Event risk: Tokyo CPI, US PPI and tariff rhetoric as near-term catalysts for USD/JPY
The next macro tests come from Tokyo CPI and US PPI data into the end of the month. A weaker Tokyo inflation print would reinforce the perception that BOJ can afford to move slowly, supporting the current USD/JPY upswing. Conversely, a surprise re-acceleration would revive talk of an earlier or steeper tightening path and could drag the pair back toward the 154.8 and 153.5 supports. On the US side, a softer PPI reading would modestly ease Fed-cut skepticism but is unlikely to overturn the “higher for longer” bias unless it is paired with a broader run of weak data.
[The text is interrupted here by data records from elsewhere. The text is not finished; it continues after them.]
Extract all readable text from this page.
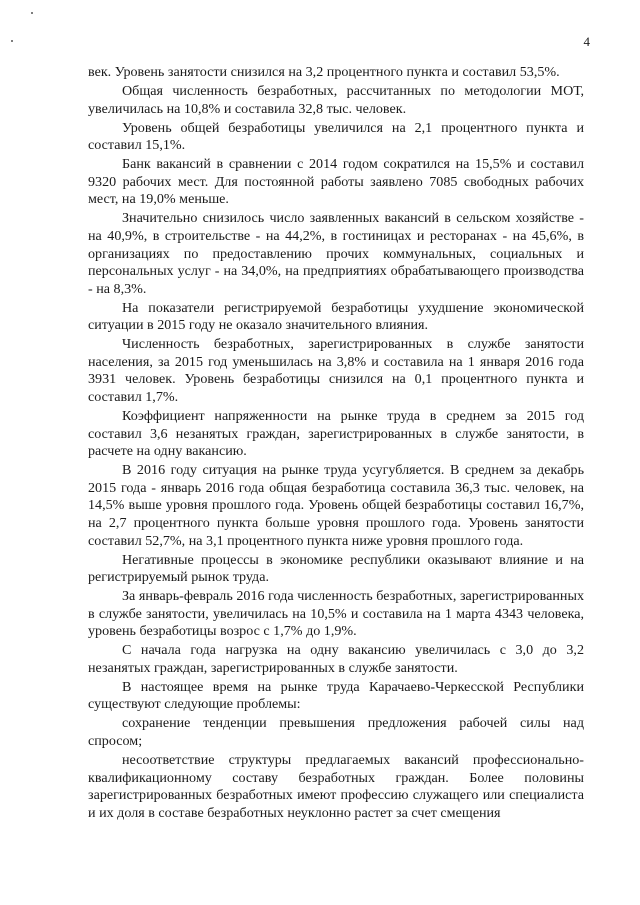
4

век. Уровень занятости снизился на 3,2 процентного пункта и составил 53,5%.

Общая численность безработных, рассчитанных по методологии МОТ, увеличилась на 10,8% и составила 32,8 тыс. человек.

Уровень общей безработицы увеличился на 2,1 процентного пункта и составил 15,1%.

Банк вакансий в сравнении с 2014 годом сократился на 15,5% и составил 9320 рабочих мест. Для постоянной работы заявлено 7085 свободных рабочих мест, на 19,0% меньше.

Значительно снизилось число заявленных вакансий в сельском хозяйстве - на 40,9%, в строительстве - на 44,2%, в гостиницах и ресторанах - на 45,6%, в организациях по предоставлению прочих коммунальных, социальных и персональных услуг - на 34,0%, на предприятиях обрабатывающего производства - на 8,3%.

На показатели регистрируемой безработицы ухудшение экономической ситуации в 2015 году не оказало значительного влияния.

Численность безработных, зарегистрированных в службе занятости населения, за 2015 год уменьшилась на 3,8% и составила на 1 января 2016 года 3931 человек. Уровень безработицы снизился на 0,1 процентного пункта и составил 1,7%.

Коэффициент напряженности на рынке труда в среднем за 2015 год составил 3,6 незанятых граждан, зарегистрированных в службе занятости, в расчете на одну вакансию.

В 2016 году ситуация на рынке труда усугубляется. В среднем за декабрь 2015 года - январь 2016 года общая безработица составила 36,3 тыс. человек, на 14,5% выше уровня прошлого года. Уровень общей безработицы составил 16,7%, на 2,7 процентного пункта больше уровня прошлого года. Уровень занятости составил 52,7%, на 3,1 процентного пункта ниже уровня прошлого года.

Негативные процессы в экономике республики оказывают влияние и на регистрируемый рынок труда.

За январь-февраль 2016 года численность безработных, зарегистрированных в службе занятости, увеличилась на 10,5% и составила на 1 марта 4343 человека, уровень безработицы возрос с 1,7% до 1,9%.

С начала года нагрузка на одну вакансию увеличилась с 3,0 до 3,2 незанятых граждан, зарегистрированных в службе занятости.

В настоящее время на рынке труда Карачаево-Черкесской Республики существуют следующие проблемы:

сохранение тенденции превышения предложения рабочей силы над спросом;

несоответствие структуры предлагаемых вакансий профессионально-квалификационному составу безработных граждан. Более половины зарегистрированных безработных имеют профессию служащего или специалиста и их доля в составе безработных неуклонно растет за счет смещения
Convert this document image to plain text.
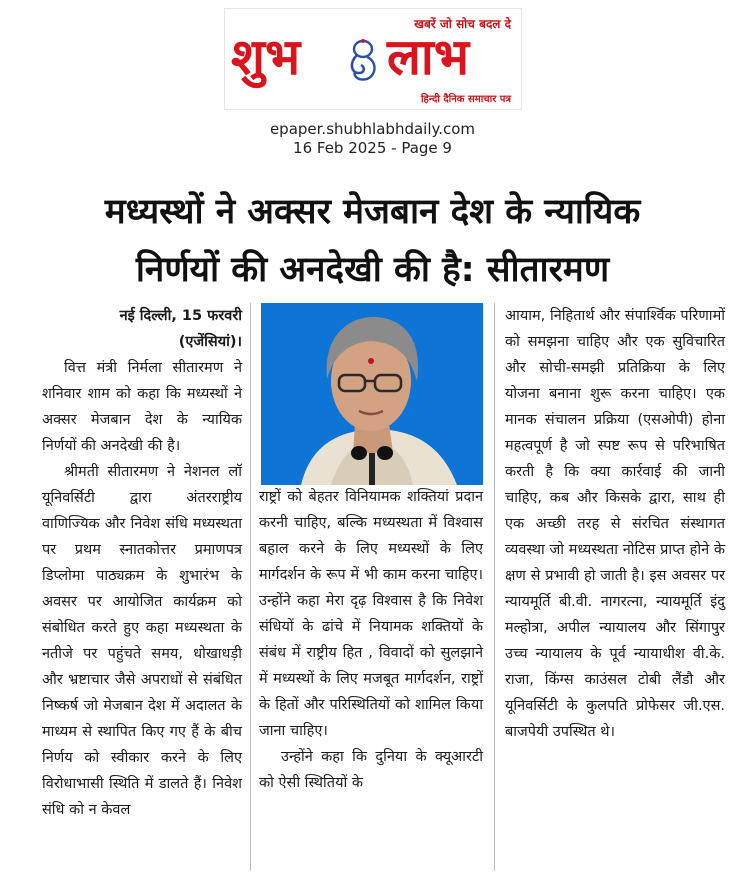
खबरें जो सोच बदल दे
शुभ लाभ
हिन्दी दैनिक समाचार पत्र
epaper.shubhlabhdaily.com
16 Feb 2025 - Page 9
मध्यस्थों ने अक्सर मेजबान देश के न्यायिक
निर्णयों की अनदेखी की है: सीतारमण

नई दिल्ली, 15 फरवरी

(एजेंसियां)।

वित्त मंत्री निर्मला सीतारमण ने शनिवार शाम को कहा कि मध्यस्थों ने अक्सर मेजबान देश के न्यायिक निर्णयों की अनदेखी की है।

श्रीमती सीतारमण ने नेशनल लॉ यूनिवर्सिटी द्वारा अंतरराष्ट्रीय वाणिज्यिक और निवेश संधि मध्यस्थता पर प्रथम स्नातकोत्तर प्रमाणपत्र डिप्लोमा पाठ्यक्रम के शुभारंभ के अवसर पर आयोजित कार्यक्रम को संबोधित करते हुए कहा मध्यस्थता के नतीजे पर पहुंचते समय, धोखाधड़ी और भ्रष्टाचार जैसे अपराधों से संबंधित निष्कर्ष जो मेजबान देश में अदालत के माध्यम से स्थापित किए गए हैं के बीच निर्णय को स्वीकार करने के लिए विरोधाभासी स्थिति में डालते हैं। निवेश संधि को न केवल

राष्ट्रों को बेहतर विनियामक शक्तियां प्रदान करनी चाहिए, बल्कि मध्यस्थता में विश्वास बहाल करने के लिए मध्यस्थों के लिए मार्गदर्शन के रूप में भी काम करना चाहिए। उन्होंने कहा मेरा दृढ़ विश्वास है कि निवेश संधियों के ढांचे में नियामक शक्तियों के संबंध में राष्ट्रीय हित , विवादों को सुलझाने में मध्यस्थों के लिए मजबूत मार्गदर्शन, राष्ट्रों के हितों और परिस्थितियों को शामिल किया जाना चाहिए।

उन्होंने कहा कि दुनिया के क्यूआरटी को ऐसी स्थितियों के

आयाम, निहितार्थ और संपार्श्विक परिणामों को समझना चाहिए और एक सुविचारित और सोची-समझी प्रतिक्रिया के लिए योजना बनाना शुरू करना चाहिए। एक मानक संचालन प्रक्रिया (एसओपी) होना महत्वपूर्ण है जो स्पष्ट रूप से परिभाषित करती है कि क्या कार्रवाई की जानी चाहिए, कब और किसके द्वारा, साथ ही एक अच्छी तरह से संरचित संस्थागत व्यवस्था जो मध्यस्थता नोटिस प्राप्त होने के क्षण से प्रभावी हो जाती है। इस अवसर पर न्यायमूर्ति बी.वी. नागरत्ना, न्यायमूर्ति इंदु मल्होत्रा, अपील न्यायालय और सिंगापुर उच्च न्यायालय के पूर्व न्यायाधीश वी.के. राजा, किंग्स काउंसल टोबी लैंडौ और यूनिवर्सिटी के कुलपति प्रोफेसर जी.एस. बाजपेयी उपस्थित थे।
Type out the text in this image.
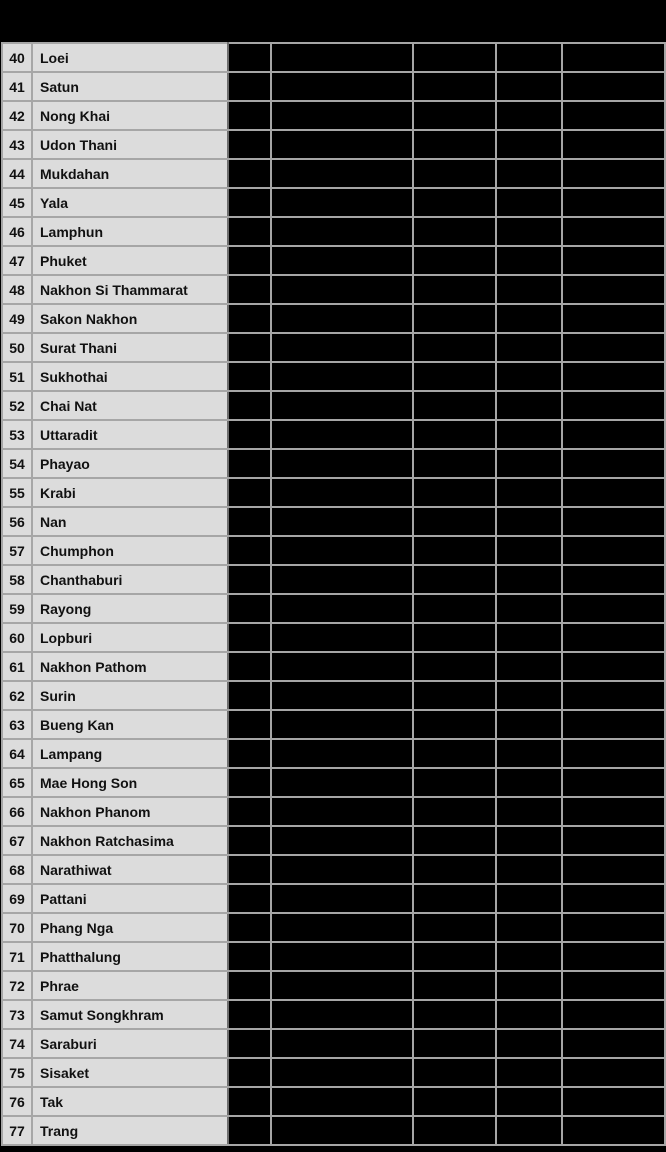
40	Loei					
41	Satun					
42	Nong Khai					
43	Udon Thani					
44	Mukdahan					
45	Yala					
46	Lamphun					
47	Phuket					
48	Nakhon Si Thammarat					
49	Sakon Nakhon					
50	Surat Thani					
51	Sukhothai					
52	Chai Nat					
53	Uttaradit					
54	Phayao					
55	Krabi					
56	Nan					
57	Chumphon					
58	Chanthaburi					
59	Rayong					
60	Lopburi					
61	Nakhon Pathom					
62	Surin					
63	Bueng Kan					
64	Lampang					
65	Mae Hong Son					
66	Nakhon Phanom					
67	Nakhon Ratchasima					
68	Narathiwat					
69	Pattani					
70	Phang Nga					
71	Phatthalung					
72	Phrae					
73	Samut Songkhram					
74	Saraburi					
75	Sisaket					
76	Tak					
77	Trang					
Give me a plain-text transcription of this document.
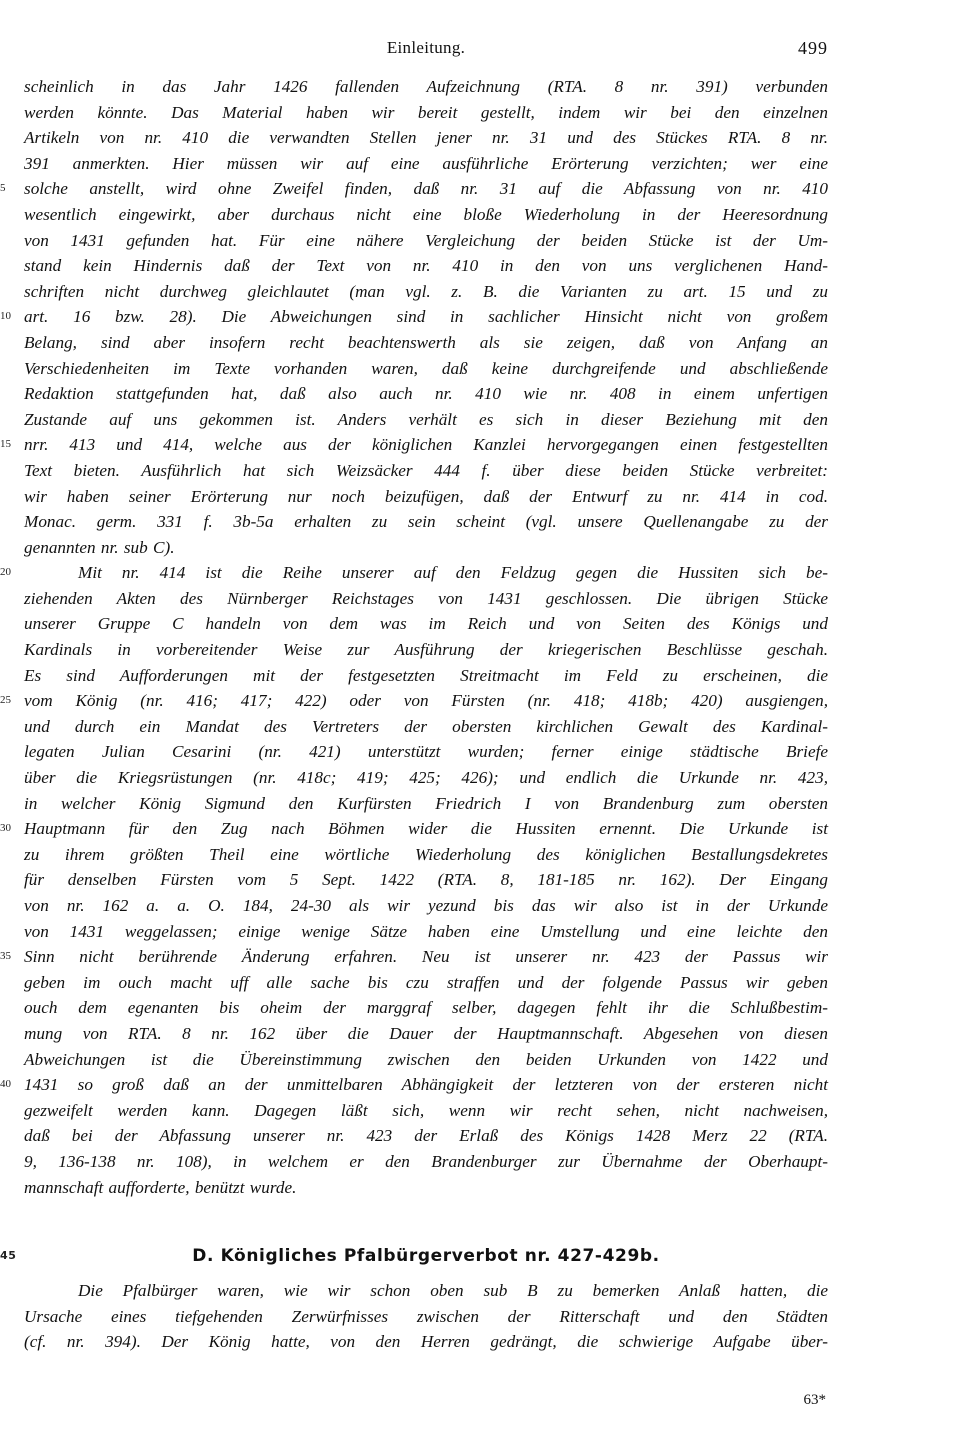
Einleitung.	499
scheinlich in das Jahr 1426 fallenden Aufzeichnung (RTA. 8 nr. 391) verbunden
werden könnte. Das Material haben wir bereit gestellt, indem wir bei den einzelnen
Artikeln von nr. 410 die verwandten Stellen jener nr. 31 und des Stückes RTA. 8 nr.
391 anmerkten. Hier müssen wir auf eine ausführliche Erörterung verzichten; wer eine
5	solche anstellt, wird ohne Zweifel finden, daß nr. 31 auf die Abfassung von nr. 410
wesentlich eingewirkt, aber durchaus nicht eine bloße Wiederholung in der Heeresordnung
von 1431 gefunden hat. Für eine nähere Vergleichung der beiden Stücke ist der Um-
stand kein Hindernis daß der Text von nr. 410 in den von uns verglichenen Hand-
schriften nicht durchweg gleichlautet (man vgl. z. B. die Varianten zu art. 15 und zu
10 art. 16 bzw. 28). Die Abweichungen sind in sachlicher Hinsicht nicht von großem
Belang, sind aber insofern recht beachtenswerth als sie zeigen, daß von Anfang an
Verschiedenheiten im Texte vorhanden waren, daß keine durchgreifende und abschließende
Redaktion stattgefunden hat, daß also auch nr. 410 wie nr. 408 in einem unfertigen
Zustande auf uns gekommen ist. Anders verhält es sich in dieser Beziehung mit den
15 nrr. 413 und 414, welche aus der königlichen Kanzlei hervorgegangen einen festgestellten
Text bieten. Ausführlich hat sich Weizsäcker 444 f. über diese beiden Stücke verbreitet:
wir haben seiner Erörterung nur noch beizufügen, daß der Entwurf zu nr. 414 in cod.
Monac. germ. 331 f. 3b-5a erhalten zu sein scheint (vgl. unsere Quellenangabe zu der
genannten nr. sub C).
20	Mit nr. 414 ist die Reihe unserer auf den Feldzug gegen die Hussiten sich be-
ziehenden Akten des Nürnberger Reichstages von 1431 geschlossen. Die übrigen Stücke
unserer Gruppe C handeln von dem was im Reich und von Seiten des Königs und
Kardinals in vorbereitender Weise zur Ausführung der kriegerischen Beschlüsse geschah.
Es sind Aufforderungen mit der festgesetzten Streitmacht im Feld zu erscheinen, die
25 vom König (nr. 416; 417; 422) oder von Fürsten (nr. 418; 418b; 420) ausgiengen,
und durch ein Mandat des Vertreters der obersten kirchlichen Gewalt des Kardinal-
legaten Julian Cesarini (nr. 421) unterstützt wurden; ferner einige städtische Briefe
über die Kriegsrüstungen (nr. 418c; 419; 425; 426); und endlich die Urkunde nr. 423,
in welcher König Sigmund den Kurfürsten Friedrich I von Brandenburg zum obersten
30 Hauptmann für den Zug nach Böhmen wider die Hussiten ernennt. Die Urkunde ist
zu ihrem größten Theil eine wörtliche Wiederholung des königlichen Bestallungsdekretes
für denselben Fürsten vom 5 Sept. 1422 (RTA. 8, 181-185 nr. 162). Der Eingang
von nr. 162 a. a. O. 184, 24-30 als wir yezund bis das wir also ist in der Urkunde
von 1431 weggelassen; einige wenige Sätze haben eine Umstellung und eine leichte den
35 Sinn nicht berührende Änderung erfahren. Neu ist unserer nr. 423 der Passus wir
geben im ouch macht uff alle sache bis czu straffen und der folgende Passus wir geben
ouch dem egenanten bis oheim der marggraf selber, dagegen fehlt ihr die Schlußbestim-
mung von RTA. 8 nr. 162 über die Dauer der Hauptmannschaft. Abgesehen von diesen
Abweichungen ist die Übereinstimmung zwischen den beiden Urkunden von 1422 und
40 1431 so groß daß an der unmittelbaren Abhängigkeit der letzteren von der ersteren nicht
gezweifelt werden kann. Dagegen läßt sich, wenn wir recht sehen, nicht nachweisen,
daß bei der Abfassung unserer nr. 423 der Erlaß des Königs 1428 Merz 22 (RTA.
9, 136-138 nr. 108), in welchem er den Brandenburger zur Übernahme der Oberhaupt-
mannschaft aufforderte, benützt wurde.
45	D. Königliches Pfalbürgerverbot nr. 427-429b.
Die Pfalbürger waren, wie wir schon oben sub B zu bemerken Anlaß hatten, die
Ursache eines tiefgehenden Zerwürfnisses zwischen der Ritterschaft und den Städten
(cf. nr. 394). Der König hatte, von den Herren gedrängt, die schwierige Aufgabe über-
63*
Tariff headlines remain a wild card: any escalation that hits global growth expectations without shifting Fed policy could actually extend yen weakness by reinforcing the carry trade rather than boosting classic safe-haven demand.
USD/JPY stance: bullish bias, “buy-the-dip” above 154.8, downgrade only below 152
With price holding above 155, momentum turning higher, Japan’s inflation cooling and BOJ tightening expectations fading, the balance of evidence still favors a bullish view on USD/JPY. While price stays above roughly 154.8, dips into 155–155.5 look more like opportunities to add long exposure than signals of a top, with a reasonable upside zone at 157.7–158.8 and an extension path toward 160. A break of 154.8 would downgrade the short-term tone to neutral and shift attention to 153.5 and 152.7 as the next decision areas. Only a decisive weekly close below 151.9 would justify shifting the broader bias to bearish. Until that happens, the dominant theme remains a controlled grind higher, powered by rate-differential support and a central bank in Japan that is in no hurry to challenge that trend.